Der Experte rät, vor allem auf die entstehenden Kosten bei den unterschiedlichen Anbietern zu achten, sobald die Details rund um die Frühstart-Rente geklärt sind. Das heißt konkret: "Welche Kosten entstehen für die Depotführung oder bei der Ausführung des Sparplanes?"

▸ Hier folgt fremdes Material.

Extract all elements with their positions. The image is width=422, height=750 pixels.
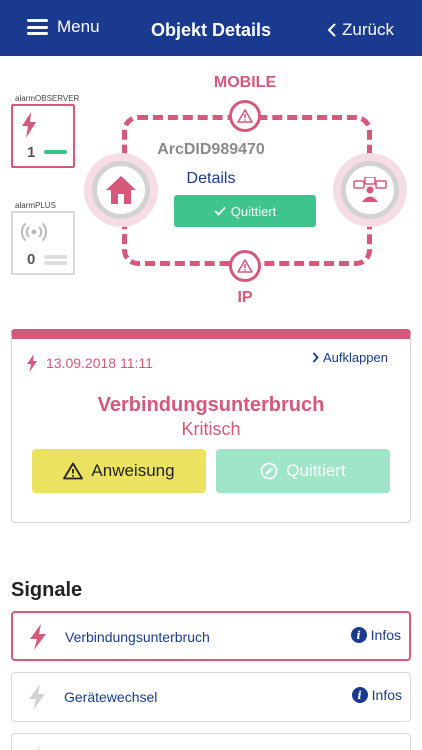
lightning-icon [30,624,46,650]
details-link[interactable]: Details [0,170,422,188]
back-button[interactable]: Zurück [327,20,394,40]
station-node[interactable] [333,153,407,227]
quittiert-status-badge: Quittiert [174,195,316,227]
expand-label: Aufklappen [322,350,388,365]
status-bar [44,255,67,259]
signal-label: Verbindungsunterbruch [65,629,210,645]
alarm-date: 13.09.2018 11:11 [46,355,153,371]
lightning-icon [36,745,40,750]
quittiert-label: Quittiert [230,203,277,219]
lightning-icon [29,684,45,710]
lightning-icon [27,354,37,372]
connection-label-mobile: MOBILE [213,74,277,91]
warning-icon [229,100,261,132]
hamburger-icon [27,19,48,35]
back-label: Zurück [342,20,394,39]
chevron-left-icon [327,23,336,37]
check-icon [214,206,226,216]
object-node[interactable] [84,153,158,227]
menu-button[interactable]: Menu [27,17,100,37]
no-bell-icon [260,462,278,480]
lightning-icon [22,112,36,138]
menu-label: Menu [57,17,100,36]
arc-id: ArcDID989470 [157,141,265,158]
signals-title: Signale [11,579,83,601]
alarm-severity: Kritisch [181,419,241,439]
side-panel-label-plus: alarmPLUS [15,201,56,210]
side-panel-plus[interactable]: 0 [11,211,75,275]
info-icon: i [350,627,367,643]
signal-row[interactable]: Gerätewechsel i Infos [11,672,411,722]
side-panel-label-observer: alarmOBSERVER [15,94,80,103]
alarm-card: 13.09.2018 11:11 Aufklappen Verbindungsu… [11,329,411,523]
acknowledge-button[interactable]: Quittiert [216,449,390,493]
alarm-title: Verbindungsunterbruch [97,394,325,416]
warning-icon [229,250,261,282]
instruction-label: Anweisung [91,461,175,480]
instruction-button[interactable]: Anweisung [32,449,206,493]
info-icon: i [351,687,368,703]
status-bar [44,261,67,265]
connection-label-ip: IP [237,289,253,306]
signal-info-button[interactable]: i Infos [350,627,401,643]
signal-info-label: Infos [371,687,402,703]
wireless-icon [21,222,47,242]
chevron-right-icon [312,352,319,363]
acknowledge-label: Quittiert [286,461,346,480]
warning-icon [63,462,84,480]
expand-button[interactable]: Aufklappen [312,350,388,365]
signal-info-label: Infos [370,627,401,643]
signal-row[interactable] [11,733,411,750]
signal-label: Gerätewechsel [64,689,158,705]
app-header: Menu Objekt Details Zurück [0,0,422,56]
alarm-date-row: 13.09.2018 11:11 [26,354,153,372]
signal-info-button[interactable]: i Infos [351,687,402,703]
signal-row[interactable]: Verbindungsunterbruch i Infos [11,611,411,661]
side-panel-count: 0 [27,251,36,268]
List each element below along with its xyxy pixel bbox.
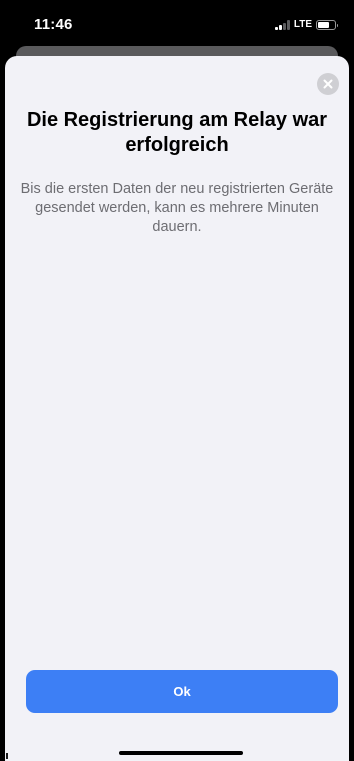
network-type: LTE (293, 19, 312, 30)
battery-icon (316, 20, 338, 30)
status-time: 11:46 (34, 16, 73, 33)
modal-sheet: Die Registrierung am Relay war erfolgrei… (5, 56, 349, 761)
battery-level (318, 22, 330, 28)
edge-mark (6, 753, 8, 759)
status-indicators: LTE (275, 19, 338, 31)
sheet-title: Die Registrierung am Relay war erfolgrei… (26, 109, 328, 156)
close-button[interactable] (317, 73, 339, 95)
signal-bar (279, 25, 282, 30)
signal-bar (275, 27, 278, 30)
signal-bar (283, 22, 286, 30)
sheet-message: Bis die ersten Daten der neu registriert… (20, 181, 334, 235)
home-indicator[interactable] (119, 751, 243, 755)
signal-bar (287, 20, 290, 30)
close-icon (323, 79, 333, 89)
ok-button[interactable]: Ok (26, 670, 338, 713)
status-bar: 11:46 LTE (0, 0, 354, 46)
battery-cap (336, 23, 338, 27)
screen: 11:46 LTE Die Registrierung am Relay war… (0, 0, 354, 761)
signal-icon (275, 20, 290, 30)
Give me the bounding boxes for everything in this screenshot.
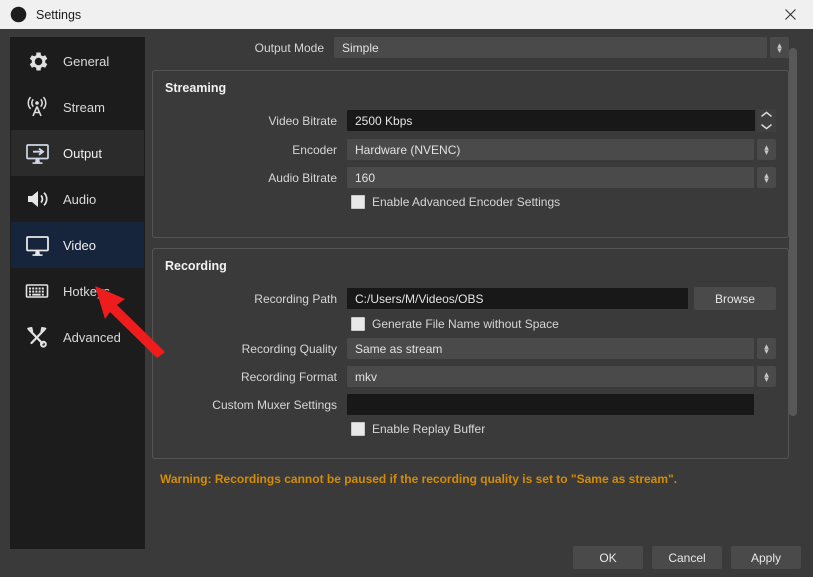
replay-buffer-row[interactable]: Enable Replay Buffer [165, 422, 776, 436]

Halbe glaubt, dass ein weltweit breit gestreuter Aktienfonds die beste Lösung für die Frühstart-Rente wäre. "Das hilft, die Risiken am Aktienmarkt deutlich zu senken. Der Fonds sollte zudem nicht aktiv gemanagt werden. Wir wissen inzwischen, dass das keine Vorteile bringt und deutlich teurer ist." Zudem hat Halbe noch eine eindringliche Botschaft an die Deutschen, die im internationalen Vergleich doch eher Aktien meiden: "Setzen Sie auf Anlagen mit sehr langen Laufzeiten. So können Sie kurzfristige Krisen locker überstehen."

Neobroker oder Sparkasse?

Für die Anlage empfiehlt der "Finanztip"-Experte Online-Direktbanken. Diese böten besonders günstige Depots - oder sogenannte Neobroker, bei denen alles nur noch über eine App laufe. "Ich weiß, dass es hier noch viele Vorbehalte gibt. Im Gegensatz zur Hausbank vor Ort soll man jetzt sein Geld in ein anonymes Geldhaus auf dem Smartphone geben? Das Aktiendepot dort ist aber genauso sicher wie auch sonst." Halbe hat noch einen weiteren Tipp: "Führen die Banken auch automatisch die Steuern ab? Das ist nicht bei allen Online-Dienstleistern der Fall, spart aber viel Arbeit bei der Steuererklärung."

Von Banken oder Sparkasse rät Halbe ab - diese seien bei der Depotführung doch teurer. Hier widerspricht Christoph Stibbe von der Sparkasse: "Wie bieten spezielle Depots für Kinder und junge Erwachsene an - ohne Gebühren. Bei Neobrokern gibt es beim Wertpapierkauf häufig versteckte Gebühren oder Rückvergütungen, die nur für Profis zu erkennen sind. Immerhin müssen die genauso Geld verdienen wie die übrigen Anbieter."

Einig sind sich Stibbe und Halbe aber in einem Punkt: Das neue Produkt werde für viel Konkurrenzdruck sorgen - und das werde auch die Kosten drücken.